金井さんが搭乗するロシアのソユーズ宇宙船は日本時間17日午後4時21分、カザフスタンのバイコヌール宇宙基地から打ち上げられる。改良型「ソユーズMS」の7号機に米露の飛行士と3人で乗り込み、国際宇宙ステーション(ISS)に向かう。約4カ月滞在し、来年4月中旬ごろに同じソユーズで地球に帰還する予定だ。
金井さんは平成21年、宇宙航空研究開発機構(JAXA)の飛行士に選ばれた。潜水医学が専門で、海自時代はダイバーや潜水艦乗組員らの健康管理に携わった。このため米露の飛行士からは、アニメ映画の主人公の魚の名にちなんで「ニモ」のあだ名で親しまれている。
金井さんは「宇宙は飛行士だけのものではなく、もっといろいろな人が利用すべき場所だ。次世代がどんどん参加するようユニークな体験を伝えたい」と話す。

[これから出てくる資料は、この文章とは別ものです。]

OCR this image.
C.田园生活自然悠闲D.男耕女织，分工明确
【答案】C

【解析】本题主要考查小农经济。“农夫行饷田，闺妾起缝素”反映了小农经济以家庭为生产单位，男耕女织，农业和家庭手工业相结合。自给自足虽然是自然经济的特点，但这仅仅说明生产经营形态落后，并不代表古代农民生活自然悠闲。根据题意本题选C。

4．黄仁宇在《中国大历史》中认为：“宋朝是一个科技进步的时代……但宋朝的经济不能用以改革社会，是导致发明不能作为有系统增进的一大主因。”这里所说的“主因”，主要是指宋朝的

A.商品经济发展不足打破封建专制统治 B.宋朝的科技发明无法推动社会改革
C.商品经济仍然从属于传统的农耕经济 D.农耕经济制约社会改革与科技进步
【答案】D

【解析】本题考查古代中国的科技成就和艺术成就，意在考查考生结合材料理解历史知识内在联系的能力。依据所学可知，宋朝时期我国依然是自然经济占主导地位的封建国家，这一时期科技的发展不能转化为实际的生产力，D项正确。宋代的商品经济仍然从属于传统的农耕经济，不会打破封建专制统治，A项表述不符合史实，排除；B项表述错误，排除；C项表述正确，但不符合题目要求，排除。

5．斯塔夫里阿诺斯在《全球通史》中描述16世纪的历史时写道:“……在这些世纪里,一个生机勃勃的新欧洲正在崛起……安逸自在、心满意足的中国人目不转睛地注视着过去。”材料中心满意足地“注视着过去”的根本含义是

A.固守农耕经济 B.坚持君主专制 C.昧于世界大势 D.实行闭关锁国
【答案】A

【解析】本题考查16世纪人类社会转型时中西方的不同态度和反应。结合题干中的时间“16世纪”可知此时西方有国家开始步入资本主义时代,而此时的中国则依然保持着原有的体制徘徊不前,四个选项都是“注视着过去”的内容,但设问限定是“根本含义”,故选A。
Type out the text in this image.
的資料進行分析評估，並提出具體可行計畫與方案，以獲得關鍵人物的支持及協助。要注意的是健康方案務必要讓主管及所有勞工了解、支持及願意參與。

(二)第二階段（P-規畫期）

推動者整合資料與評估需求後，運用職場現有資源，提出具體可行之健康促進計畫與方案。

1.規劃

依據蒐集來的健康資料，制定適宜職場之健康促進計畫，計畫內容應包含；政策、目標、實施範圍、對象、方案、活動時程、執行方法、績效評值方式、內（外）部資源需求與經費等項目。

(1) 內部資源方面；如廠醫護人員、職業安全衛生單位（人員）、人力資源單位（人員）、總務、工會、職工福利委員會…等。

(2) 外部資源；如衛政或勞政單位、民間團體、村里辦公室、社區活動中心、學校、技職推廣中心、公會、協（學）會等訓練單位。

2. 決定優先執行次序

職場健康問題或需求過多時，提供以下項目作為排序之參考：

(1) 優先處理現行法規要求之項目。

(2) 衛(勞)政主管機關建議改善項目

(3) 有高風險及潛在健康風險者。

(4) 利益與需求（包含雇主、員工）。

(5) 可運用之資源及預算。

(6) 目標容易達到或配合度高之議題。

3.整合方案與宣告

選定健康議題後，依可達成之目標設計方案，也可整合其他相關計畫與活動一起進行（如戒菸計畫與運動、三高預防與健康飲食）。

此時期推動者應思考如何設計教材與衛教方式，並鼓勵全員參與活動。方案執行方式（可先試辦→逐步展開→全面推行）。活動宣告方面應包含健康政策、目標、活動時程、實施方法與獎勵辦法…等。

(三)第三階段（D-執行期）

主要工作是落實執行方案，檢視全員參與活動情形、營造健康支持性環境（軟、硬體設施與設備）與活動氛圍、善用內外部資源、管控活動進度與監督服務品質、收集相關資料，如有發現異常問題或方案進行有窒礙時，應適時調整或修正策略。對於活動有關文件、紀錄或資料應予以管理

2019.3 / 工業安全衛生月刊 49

金井さんは今年11月、ソユーズ宇宙船に搭乗するための最終試験に無事合格。月末にモスクワ郊外のガガーリン宇宙飛行士訓練センターで開かれた会見には紋付きはかま姿で登場し、関係者を驚かせた。JAXAによると、会見に和装で臨んだ飛行士は初めてだ。
母校の東邦大東邦高校(千葉県習志野市)で担任だった平山顕さん(52)は「いかにも金井らしい」と感慨深げに語る。